首都圏で咽頭結膜熱(プール熱)が流行の兆しを見せている。20日から26日までの1週間の患者報告数は、千葉県で前週と比べて倍増。東京と神奈川、埼玉の3都県でも増えており、神奈川県内では警報レベルの地域が出てきた。【新井哉】


 この週の1医療機関当たりの患者報告数(小児科定点医療機関)は、埼玉県が前週比約1.4倍の0.71人で、4都県の中で最も多かった。同県は患者報告数について「流行期に入り上昇が続いている」と指摘。「全保健所管内から報告があり、東松山、南部、川口市保健所管内からの報告が多い」としている。

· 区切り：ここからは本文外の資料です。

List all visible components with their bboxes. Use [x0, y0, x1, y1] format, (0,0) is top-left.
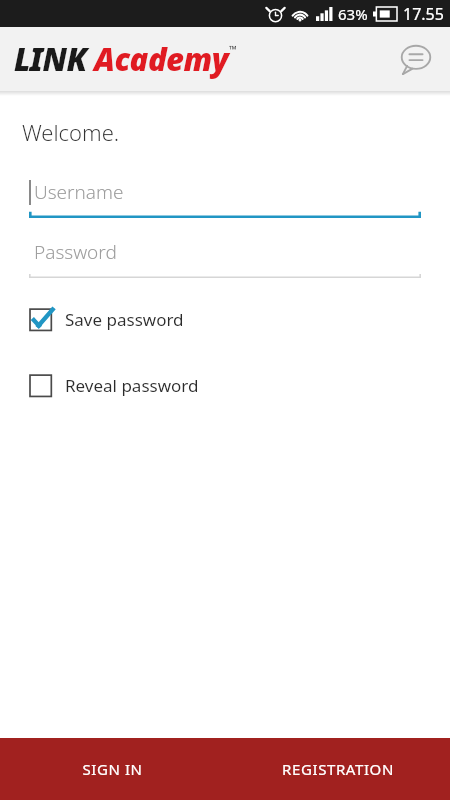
staticText: Welcome. — [22, 117, 120, 147]
button[interactable]: Reveal password — [0, 366, 450, 404]
staticText: 63% — [338, 4, 368, 24]
staticText: Reveal password — [65, 374, 199, 397]
staticText: Password — [34, 239, 117, 265]
button[interactable]: REGISTRATION — [225, 738, 450, 800]
staticText: 17.55 — [403, 3, 444, 25]
button[interactable]: Chat — [392, 35, 440, 83]
button[interactable]: SIGN IN — [0, 738, 225, 800]
staticText: SIGN IN — [82, 759, 143, 779]
staticText: Academy — [94, 38, 229, 80]
button[interactable]: Save password — [0, 300, 450, 338]
staticText: LINK — [14, 38, 87, 80]
staticText: Username — [34, 179, 124, 205]
staticText: Save password — [65, 308, 184, 331]
button[interactable]: Username — [29, 179, 421, 218]
staticText: REGISTRATION — [282, 759, 394, 779]
button[interactable]: Password — [29, 239, 421, 278]
staticText: ™ — [229, 42, 237, 56]
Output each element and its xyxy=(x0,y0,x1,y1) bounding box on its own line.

 千葉県の患者報告数は前週比2倍の0.56人で、1歳以下が全体の4割を占めた。東京都は前週比約1.7倍の0.54人。保健所管内別では新宿区(2.88人)が最も多く、警報基準値(3.0人)とほぼ同じレベルとなっている。

 神奈川県は前週比約1.7倍の0.42人。鎌倉保健福祉事務所三崎センター管内(3.0人)で警報基準値に達している。

 咽頭結膜熱は、アデノウイルスによる急性ウイルス性感染症で、のどの炎症や発熱、結膜炎の症状が出る。プールでの感染も多いことから「プール熱」とも呼ばれ、主に夏場に流行する。感染経路は主に接触感染や飛沫感染だが、タオルやドアの取っ手、エレベーターのボタンなど患者が触れたものを介してうつる。保育園や幼稚園、小学校などで小児の集団発生が少なくない。